La filosofia diviene, in tal modo, " la sintesi a mezzo del pensiero dialettico " dei " risultati delle scienze positive " (p. 18); e " ad ogni scoperta che fa epoca nel campo delle scienze naturali ", il marxismo, che è appunto quella sintesi, deve naturalmente " cambiare la sua forma " (p. 30). La filosofia, in altre parole, c'è per « poter fornire un quadro sinottico dell'assieme della natura in forma approssimativamente sistematica, servendosi dei fatti fornitici dalle stesse scienze naturali empiriche » (p. 55); perché, come al solito, da un lato sta lo scienziato " positivo ", che lavora col metodo sperimentale che è il solo col quale cavi il ragno dal buco, e dall'altro e sopra di lui sta invece il vecchio filosofo (nient'affatto " positivo " ma dilettante) che provvede però a " dialettizzare " i risultati delle ricerche positive che gli vengono sottoposti. Ancora una volta, i dati delle scienze diventano così " esempi " di quelle leggi generalissime che padroneggia solo il filosofo e che nessuno d'altra parte si sognerà mai di contestargli proprio perché si tratta — sappiamo — di un metodo " assoluto " che " spiega ogni cosa ", e, quindi, « di forme d'astrazione generali, astratte, concernenti — dice Marx — qualunque contenuto, e però tanto indifferenti ad ogni contenuto che valide per ogni contenuto ».
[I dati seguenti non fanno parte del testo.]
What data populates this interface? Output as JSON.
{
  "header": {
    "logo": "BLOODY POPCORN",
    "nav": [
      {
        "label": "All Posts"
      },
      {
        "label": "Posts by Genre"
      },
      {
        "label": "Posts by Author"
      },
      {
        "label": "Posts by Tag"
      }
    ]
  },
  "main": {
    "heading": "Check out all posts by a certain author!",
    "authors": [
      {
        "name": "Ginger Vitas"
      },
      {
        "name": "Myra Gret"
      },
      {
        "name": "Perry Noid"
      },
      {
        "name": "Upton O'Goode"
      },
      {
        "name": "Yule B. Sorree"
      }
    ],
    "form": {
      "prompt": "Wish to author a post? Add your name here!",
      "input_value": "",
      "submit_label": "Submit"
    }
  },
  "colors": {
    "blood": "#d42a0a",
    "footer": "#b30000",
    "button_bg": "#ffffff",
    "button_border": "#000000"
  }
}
Vero è che — come Engels stesso osserva — « fornire questo quadro complessivo era nel passato il compito della cosiddetta filosofia della natura » e che « essa poteva farlo solo ponendo, in luogo dei nessi reali ancora sconosciuti, dei nessi ideali, fantastici » (p. 55). Solo che egli non si avvede poi che i nessi che ci dà nella Dialettica della natura sono altrettanto fantastici, e ciò per il semplice fatto che sono gli stessi che Hegel ci dà nella filosofia della natura20. Da questa contraddizione Engels non è mai venuto fuori, e basta vedere come egli procede nel-VAntidùhring, là dove ragiona della " negazione della negazione ". In un primo momento, infatti, ci dice che essa « è una legge di sviluppo estremamente generale della natura, della storia e del pensiero e che appunto perciò ha un raggio d'azione e una importanza estremamente grandi »; quindi, che questa legge,

20 Cfr. G. DELLA VOLPE, Ver la teorìa di un umanismo positivo, Bologna 1949, p. 13.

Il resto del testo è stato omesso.